Armies use a ceasefire to prepare for the next escalation, and that is what Ben-David said Israel should do via a three-pronged approach: Stockpile testing kits, train lab technicians and promote a coronavirus chief.
There are two primary obstacles inhibiting massive testing: a lack of material and skilled lab technicians to conduct the tests, he said.
“Within Israel are sufficient know-how and improvisational skills to attain the ability to domestically produce all reagents not obtainable abroad,” Ben-David said. “The number of lab technicians can be resolved by calling up – just as the State of Israel calls up its reserves when war breaks out – the many Israelis with serious backgrounds in medicine/biology.  These individuals can be quickly trained to become temporary lab technicians during the next crisis.”

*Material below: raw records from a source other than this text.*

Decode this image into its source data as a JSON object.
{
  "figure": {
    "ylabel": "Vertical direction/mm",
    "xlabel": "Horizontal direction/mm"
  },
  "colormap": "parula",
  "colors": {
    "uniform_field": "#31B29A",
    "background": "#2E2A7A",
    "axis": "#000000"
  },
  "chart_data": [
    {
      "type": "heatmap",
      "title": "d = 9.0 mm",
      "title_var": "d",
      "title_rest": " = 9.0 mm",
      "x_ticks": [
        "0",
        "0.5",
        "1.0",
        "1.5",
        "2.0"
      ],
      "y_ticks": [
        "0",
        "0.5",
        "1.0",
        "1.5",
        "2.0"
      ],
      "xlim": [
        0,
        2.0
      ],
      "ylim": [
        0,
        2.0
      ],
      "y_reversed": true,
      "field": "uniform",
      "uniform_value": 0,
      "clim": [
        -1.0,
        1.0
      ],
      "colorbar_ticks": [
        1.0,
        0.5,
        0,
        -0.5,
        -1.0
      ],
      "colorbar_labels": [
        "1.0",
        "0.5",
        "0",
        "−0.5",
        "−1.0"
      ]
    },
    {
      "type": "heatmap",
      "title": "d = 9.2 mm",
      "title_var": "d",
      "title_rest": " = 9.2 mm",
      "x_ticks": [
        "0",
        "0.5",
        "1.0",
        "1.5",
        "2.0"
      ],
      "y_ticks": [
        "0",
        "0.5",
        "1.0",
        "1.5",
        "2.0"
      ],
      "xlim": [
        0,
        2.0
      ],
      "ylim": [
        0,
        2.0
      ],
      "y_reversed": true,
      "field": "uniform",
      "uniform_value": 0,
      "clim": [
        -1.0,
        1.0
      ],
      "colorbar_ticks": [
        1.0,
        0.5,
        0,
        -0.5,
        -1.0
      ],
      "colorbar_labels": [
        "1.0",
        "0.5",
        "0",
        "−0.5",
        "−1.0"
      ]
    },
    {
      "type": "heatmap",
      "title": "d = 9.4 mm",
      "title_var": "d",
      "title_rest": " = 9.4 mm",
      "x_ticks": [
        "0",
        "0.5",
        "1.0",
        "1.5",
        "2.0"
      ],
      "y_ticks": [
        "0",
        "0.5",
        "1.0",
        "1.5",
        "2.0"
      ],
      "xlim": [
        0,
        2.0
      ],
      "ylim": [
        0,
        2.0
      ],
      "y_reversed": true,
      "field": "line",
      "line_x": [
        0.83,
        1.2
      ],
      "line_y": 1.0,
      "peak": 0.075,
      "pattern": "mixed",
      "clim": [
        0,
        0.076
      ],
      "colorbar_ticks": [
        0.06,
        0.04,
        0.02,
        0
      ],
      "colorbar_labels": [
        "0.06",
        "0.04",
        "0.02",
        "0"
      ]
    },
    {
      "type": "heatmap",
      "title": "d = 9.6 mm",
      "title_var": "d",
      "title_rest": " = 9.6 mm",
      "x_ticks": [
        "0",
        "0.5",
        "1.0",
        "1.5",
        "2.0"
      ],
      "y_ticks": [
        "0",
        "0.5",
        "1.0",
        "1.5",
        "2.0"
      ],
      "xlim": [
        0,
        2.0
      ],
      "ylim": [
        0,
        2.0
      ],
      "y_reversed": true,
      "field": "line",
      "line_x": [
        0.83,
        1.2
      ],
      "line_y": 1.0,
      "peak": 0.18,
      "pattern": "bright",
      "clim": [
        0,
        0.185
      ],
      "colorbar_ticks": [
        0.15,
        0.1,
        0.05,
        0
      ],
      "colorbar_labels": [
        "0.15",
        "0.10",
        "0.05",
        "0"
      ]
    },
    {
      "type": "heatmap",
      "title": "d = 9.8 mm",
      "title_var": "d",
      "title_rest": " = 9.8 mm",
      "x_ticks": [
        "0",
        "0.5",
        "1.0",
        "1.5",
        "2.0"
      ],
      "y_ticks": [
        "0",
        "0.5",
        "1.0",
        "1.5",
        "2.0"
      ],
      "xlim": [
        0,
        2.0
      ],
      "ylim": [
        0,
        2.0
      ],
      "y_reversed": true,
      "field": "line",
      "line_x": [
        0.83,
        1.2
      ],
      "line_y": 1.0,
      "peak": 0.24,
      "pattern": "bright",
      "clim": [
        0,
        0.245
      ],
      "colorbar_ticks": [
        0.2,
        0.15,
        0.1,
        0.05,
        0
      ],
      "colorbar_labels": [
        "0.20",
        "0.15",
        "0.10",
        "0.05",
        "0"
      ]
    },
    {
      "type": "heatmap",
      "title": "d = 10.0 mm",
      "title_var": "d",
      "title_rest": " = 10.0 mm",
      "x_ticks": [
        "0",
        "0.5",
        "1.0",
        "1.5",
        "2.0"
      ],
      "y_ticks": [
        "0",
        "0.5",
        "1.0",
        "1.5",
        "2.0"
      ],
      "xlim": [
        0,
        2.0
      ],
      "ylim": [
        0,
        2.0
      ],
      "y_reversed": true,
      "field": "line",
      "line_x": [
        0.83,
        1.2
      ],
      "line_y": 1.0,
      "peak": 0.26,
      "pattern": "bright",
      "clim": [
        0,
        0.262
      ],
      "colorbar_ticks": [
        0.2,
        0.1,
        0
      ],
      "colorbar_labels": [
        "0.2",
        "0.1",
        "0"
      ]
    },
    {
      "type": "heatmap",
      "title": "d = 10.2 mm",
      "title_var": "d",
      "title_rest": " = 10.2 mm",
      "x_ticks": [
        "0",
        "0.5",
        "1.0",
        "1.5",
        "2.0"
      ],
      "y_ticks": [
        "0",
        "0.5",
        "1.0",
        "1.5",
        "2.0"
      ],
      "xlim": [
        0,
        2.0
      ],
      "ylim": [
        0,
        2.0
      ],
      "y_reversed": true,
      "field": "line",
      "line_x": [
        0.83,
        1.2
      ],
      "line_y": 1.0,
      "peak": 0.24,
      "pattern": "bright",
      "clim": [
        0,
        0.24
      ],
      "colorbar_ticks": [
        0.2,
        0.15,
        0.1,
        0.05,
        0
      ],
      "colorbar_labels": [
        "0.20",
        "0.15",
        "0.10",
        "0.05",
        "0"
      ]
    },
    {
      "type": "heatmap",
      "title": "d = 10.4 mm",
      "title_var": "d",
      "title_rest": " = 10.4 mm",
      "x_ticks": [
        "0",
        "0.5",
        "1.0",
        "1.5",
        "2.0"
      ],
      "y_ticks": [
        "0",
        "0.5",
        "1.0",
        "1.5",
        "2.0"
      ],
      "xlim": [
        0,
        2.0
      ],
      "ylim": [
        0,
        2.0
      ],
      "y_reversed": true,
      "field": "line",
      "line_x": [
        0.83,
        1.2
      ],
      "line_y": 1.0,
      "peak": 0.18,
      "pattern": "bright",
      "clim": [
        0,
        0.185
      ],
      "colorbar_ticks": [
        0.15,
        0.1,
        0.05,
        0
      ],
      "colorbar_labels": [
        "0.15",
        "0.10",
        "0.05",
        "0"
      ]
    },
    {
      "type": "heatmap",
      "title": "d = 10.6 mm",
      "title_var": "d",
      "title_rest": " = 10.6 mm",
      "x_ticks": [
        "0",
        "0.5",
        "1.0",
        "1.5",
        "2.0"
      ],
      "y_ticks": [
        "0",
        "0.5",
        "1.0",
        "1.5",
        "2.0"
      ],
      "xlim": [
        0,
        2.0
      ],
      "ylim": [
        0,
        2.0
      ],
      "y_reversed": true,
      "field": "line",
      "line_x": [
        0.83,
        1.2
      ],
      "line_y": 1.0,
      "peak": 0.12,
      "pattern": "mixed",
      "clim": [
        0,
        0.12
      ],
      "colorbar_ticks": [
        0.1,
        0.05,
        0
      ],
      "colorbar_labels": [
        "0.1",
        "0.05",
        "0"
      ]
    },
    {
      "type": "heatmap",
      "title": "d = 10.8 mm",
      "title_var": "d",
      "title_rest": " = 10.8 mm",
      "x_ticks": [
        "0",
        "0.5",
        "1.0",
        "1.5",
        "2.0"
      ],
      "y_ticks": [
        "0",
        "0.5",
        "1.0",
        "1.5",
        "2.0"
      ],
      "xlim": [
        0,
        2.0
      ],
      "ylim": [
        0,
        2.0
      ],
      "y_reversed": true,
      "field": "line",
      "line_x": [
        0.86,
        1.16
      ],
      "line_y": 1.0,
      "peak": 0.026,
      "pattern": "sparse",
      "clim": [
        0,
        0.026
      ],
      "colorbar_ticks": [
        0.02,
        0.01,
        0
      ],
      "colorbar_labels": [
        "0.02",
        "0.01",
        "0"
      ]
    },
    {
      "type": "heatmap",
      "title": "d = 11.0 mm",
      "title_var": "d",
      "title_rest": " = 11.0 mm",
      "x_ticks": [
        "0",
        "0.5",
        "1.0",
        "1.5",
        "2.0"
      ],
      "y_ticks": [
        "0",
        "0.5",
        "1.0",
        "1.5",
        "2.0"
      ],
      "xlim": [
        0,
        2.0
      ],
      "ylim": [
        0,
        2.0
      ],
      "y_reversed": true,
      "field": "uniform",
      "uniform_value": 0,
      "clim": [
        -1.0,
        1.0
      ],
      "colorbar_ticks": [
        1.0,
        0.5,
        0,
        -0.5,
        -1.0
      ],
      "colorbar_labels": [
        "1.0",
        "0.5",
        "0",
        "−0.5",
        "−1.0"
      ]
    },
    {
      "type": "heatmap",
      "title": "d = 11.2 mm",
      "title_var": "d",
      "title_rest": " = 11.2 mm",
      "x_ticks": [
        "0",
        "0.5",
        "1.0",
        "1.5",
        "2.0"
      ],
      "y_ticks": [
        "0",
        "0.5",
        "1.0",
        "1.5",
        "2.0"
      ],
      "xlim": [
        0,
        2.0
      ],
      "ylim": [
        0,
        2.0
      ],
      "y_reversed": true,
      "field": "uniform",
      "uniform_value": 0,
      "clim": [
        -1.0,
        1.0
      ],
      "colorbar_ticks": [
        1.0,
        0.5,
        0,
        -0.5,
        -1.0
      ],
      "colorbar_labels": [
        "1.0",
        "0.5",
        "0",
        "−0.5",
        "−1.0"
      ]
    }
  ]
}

The ability to measure, evaluate and administrate effectively are not among the stronger attributes of Israeli bureaucracy, he said, adding: “One need only look at how the health, education and welfare systems are run in normal times to understand how severely mismanaged they are.”
A coronavirus chief – and it cannot be Netanyahu – is essential to help delineate a clear game plan, as any country should have in the time of an emergency, Ben-David said.
Israel’s small size and physical isolation internationally are hurdles that can turn into huge advantages when it comes to combating a deadly pandemic, he said. In addition, the lack of open and unhindered passage across Israel’s borders provides the country with conditions that other countries could only dream about in this period of crisis.
“Israel has the potential to remove this threat from seriously endangering its citizens while enabling its economy to return to near normalcy, taking into consideration that many of the country’s primary trading partners may not be as fortunate, with some of the economic damage inflicted upon them washing ashore on Israel’s economy,” Ben-David said. “This is an historic opportunity for Israel to not only deal with the immediate effects of the coronavirus, but to also implement measures with far-reaching positive socioeconomic effects on the country’s future.”
Bar-Yam said: “Maintain forward progress by preventing backward retreat. Otherwise, you will have a never-ending cycle of coronavirus. It’s like draining a bathtub with a running tap.”